Baker v. Lancashire Insurance

52 Wis. 193 | Wis. | 1881

Cole, C. J.

The only question in this case is, whether the costs allowed the garnishee should, upon the facts disclosed, he paid out of the fund, or whether the plaintiff should he required to pay them, as adjudged by the court below. The garnishee came in and made full answer, admitting its liability on the policies issued to the Mihills Manufacturing Company. But the garnishee set forth in its answer that the loss on these policies was made payable to certain parties named “as their interest might appear.” Consequently the garnishee was unable to state who was really entitled to the insurance money due upon its policies, but avowed its readiness to pay that money into court, or to the person or persons to whom the court should direct it to be paid, and asked to be allowed to deduct its costs out of the fund. It seems to us the request of the garnishee was reasonable, and should have been granted upon its paying the insurance money into court. Its answer certainly presented a clear case for an interpleader under section 2767, R. S. The garnishee could not tell who was entitled to the money due on its policies; but it had the right to be *195discharged from all liability to any party upon paying the money into court as ordered. The garnishee seems to have acted in good faith, frankly acknowledges its liability upon its policies, and states the names and residences of the parties who may have claims upon the fund. It has discharged its duty fully in .the premises, and was entitled to be dismissed from the controversy with its costs; such costs in the first instance to be paid out of the fund. “ And justice between the other parties in this respect is finally done, by compelling the party whose claim is adjudicated groundless to pay those costs to the rightful claimant of the fund.” This was the rule in equity in cases of interpleader where the stakeholder acted in good faith. Atkinson v. Manks, 1 Cow., 691; Canfield v. Sterling, 1 Hop. Ch., 224; Thomson v. Ebbets, id., 272; Willets v. Waite, 13 How. Pr., 34. At the present stage of the proceeding it is impossible to tell who will be entitled to the fund. It appears that the court has ordered that the persons named in the garnishee’s answer as claimants be made parties defendant in the garnishee action. It well may be that the fund will finally he adjudged to be the property of the Mihills Manufacturing Company, in which event there would he no justice in requiring the successful plaintiff to pay the garnishee’s costs.

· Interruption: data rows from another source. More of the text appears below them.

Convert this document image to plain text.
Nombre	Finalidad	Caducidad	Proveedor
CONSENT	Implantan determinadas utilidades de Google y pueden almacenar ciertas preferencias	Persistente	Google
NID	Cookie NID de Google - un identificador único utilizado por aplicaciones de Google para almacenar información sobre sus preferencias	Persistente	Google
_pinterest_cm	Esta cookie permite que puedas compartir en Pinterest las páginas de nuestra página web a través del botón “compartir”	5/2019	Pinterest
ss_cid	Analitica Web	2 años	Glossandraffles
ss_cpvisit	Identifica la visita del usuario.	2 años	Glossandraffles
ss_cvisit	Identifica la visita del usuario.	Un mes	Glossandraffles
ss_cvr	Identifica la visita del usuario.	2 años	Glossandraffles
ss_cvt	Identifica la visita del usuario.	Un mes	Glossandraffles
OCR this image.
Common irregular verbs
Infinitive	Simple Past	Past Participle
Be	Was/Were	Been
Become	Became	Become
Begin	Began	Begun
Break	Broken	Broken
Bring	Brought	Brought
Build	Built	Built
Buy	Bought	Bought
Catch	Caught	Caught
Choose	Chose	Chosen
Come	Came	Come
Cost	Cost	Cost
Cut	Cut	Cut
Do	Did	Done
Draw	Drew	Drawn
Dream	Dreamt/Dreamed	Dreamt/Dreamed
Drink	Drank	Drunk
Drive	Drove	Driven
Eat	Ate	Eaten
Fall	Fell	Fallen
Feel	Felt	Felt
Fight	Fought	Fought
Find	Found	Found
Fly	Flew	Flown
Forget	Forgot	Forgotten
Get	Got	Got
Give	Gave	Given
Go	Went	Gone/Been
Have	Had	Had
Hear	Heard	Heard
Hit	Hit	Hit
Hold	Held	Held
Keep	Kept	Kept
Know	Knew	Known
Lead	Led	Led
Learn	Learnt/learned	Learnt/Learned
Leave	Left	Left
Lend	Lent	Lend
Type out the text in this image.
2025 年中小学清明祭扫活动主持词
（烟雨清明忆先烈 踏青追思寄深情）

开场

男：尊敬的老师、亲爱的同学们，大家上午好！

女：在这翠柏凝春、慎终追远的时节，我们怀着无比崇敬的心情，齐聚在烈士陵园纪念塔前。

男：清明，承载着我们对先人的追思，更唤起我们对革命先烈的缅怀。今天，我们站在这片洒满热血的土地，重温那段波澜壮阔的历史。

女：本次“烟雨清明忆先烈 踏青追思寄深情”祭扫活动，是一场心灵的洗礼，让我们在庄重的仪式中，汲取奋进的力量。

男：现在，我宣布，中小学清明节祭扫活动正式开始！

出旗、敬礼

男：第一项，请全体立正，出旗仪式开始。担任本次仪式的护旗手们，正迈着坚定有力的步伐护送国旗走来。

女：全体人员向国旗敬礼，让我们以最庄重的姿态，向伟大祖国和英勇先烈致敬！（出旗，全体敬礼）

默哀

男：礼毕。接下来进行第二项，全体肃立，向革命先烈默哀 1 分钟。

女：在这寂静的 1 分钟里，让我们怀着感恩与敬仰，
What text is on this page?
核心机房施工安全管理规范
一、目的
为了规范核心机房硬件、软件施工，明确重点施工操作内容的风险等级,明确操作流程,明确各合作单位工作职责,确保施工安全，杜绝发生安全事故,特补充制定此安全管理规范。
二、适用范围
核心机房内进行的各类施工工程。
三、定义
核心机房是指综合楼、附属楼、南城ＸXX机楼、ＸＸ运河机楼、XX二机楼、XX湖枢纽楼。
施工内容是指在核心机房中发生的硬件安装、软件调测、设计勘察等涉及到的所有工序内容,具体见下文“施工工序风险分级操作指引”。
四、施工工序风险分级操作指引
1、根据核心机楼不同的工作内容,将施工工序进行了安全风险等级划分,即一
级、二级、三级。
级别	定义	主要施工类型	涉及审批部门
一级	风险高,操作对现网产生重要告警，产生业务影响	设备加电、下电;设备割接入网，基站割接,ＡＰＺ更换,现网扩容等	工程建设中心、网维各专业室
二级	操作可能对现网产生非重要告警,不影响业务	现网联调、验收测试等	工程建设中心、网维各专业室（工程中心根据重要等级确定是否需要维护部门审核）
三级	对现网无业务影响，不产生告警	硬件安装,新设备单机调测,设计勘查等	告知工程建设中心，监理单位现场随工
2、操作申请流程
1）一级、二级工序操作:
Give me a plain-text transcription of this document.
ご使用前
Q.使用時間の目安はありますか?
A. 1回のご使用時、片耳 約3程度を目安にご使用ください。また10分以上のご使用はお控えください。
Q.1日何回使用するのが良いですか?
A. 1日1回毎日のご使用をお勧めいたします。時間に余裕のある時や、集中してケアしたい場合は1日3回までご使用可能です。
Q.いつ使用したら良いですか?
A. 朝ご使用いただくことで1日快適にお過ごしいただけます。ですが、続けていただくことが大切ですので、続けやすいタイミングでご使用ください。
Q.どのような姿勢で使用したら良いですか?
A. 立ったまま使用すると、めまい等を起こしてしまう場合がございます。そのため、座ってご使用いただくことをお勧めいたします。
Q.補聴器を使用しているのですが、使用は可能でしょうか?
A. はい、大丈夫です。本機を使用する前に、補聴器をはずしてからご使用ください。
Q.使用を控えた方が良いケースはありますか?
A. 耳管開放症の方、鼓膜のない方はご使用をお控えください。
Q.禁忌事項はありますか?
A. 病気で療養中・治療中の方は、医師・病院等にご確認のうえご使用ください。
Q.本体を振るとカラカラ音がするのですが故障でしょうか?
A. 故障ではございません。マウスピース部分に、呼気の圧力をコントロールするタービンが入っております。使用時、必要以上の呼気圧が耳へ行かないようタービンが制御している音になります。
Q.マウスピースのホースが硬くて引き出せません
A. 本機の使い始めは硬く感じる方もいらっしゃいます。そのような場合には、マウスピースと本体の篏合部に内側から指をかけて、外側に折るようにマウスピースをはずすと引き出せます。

It is, however, suggested that section 2772 permits the court to impose costs upon either party in its discretion in a case like the present. That section provides, in substance, that in case of a trial of an issue between the plaintiff and any garnishee, costs shall be awarded to the plaintiff and against the garnishee, in addition to his liability, if the plaintiff recover more than the garnishee admitted by his answer; and if he do not, the garnishee shall recover costs of the plaintiff. “In all other cases under this chapter, not expressly provided for, the court may award costs in favor of or against any party in its discretion.” The last clause, it is said, places the whole matter of costs in the discretion of the court. But we agree with the plaintiff’s counsel that this construction is not to be *196adopted, but that tbe court’s discretion in allowing costs is subject to and controlled by other statutory provisions. It would be an unreasonable and arbitrary exercise of judicial discretion, in a case like the one at bar, to require the plaintiff to pay tbe garnishee’s costs, when it might turn out, on the trial of the issue with the claimants of the fund, that he was the successful party. It is much more just to allow the garnishee to deduct its costs from the insurance money.

By the Court.— The order of the circuit court is reversed, and the cause remanded with directions to enter such an order.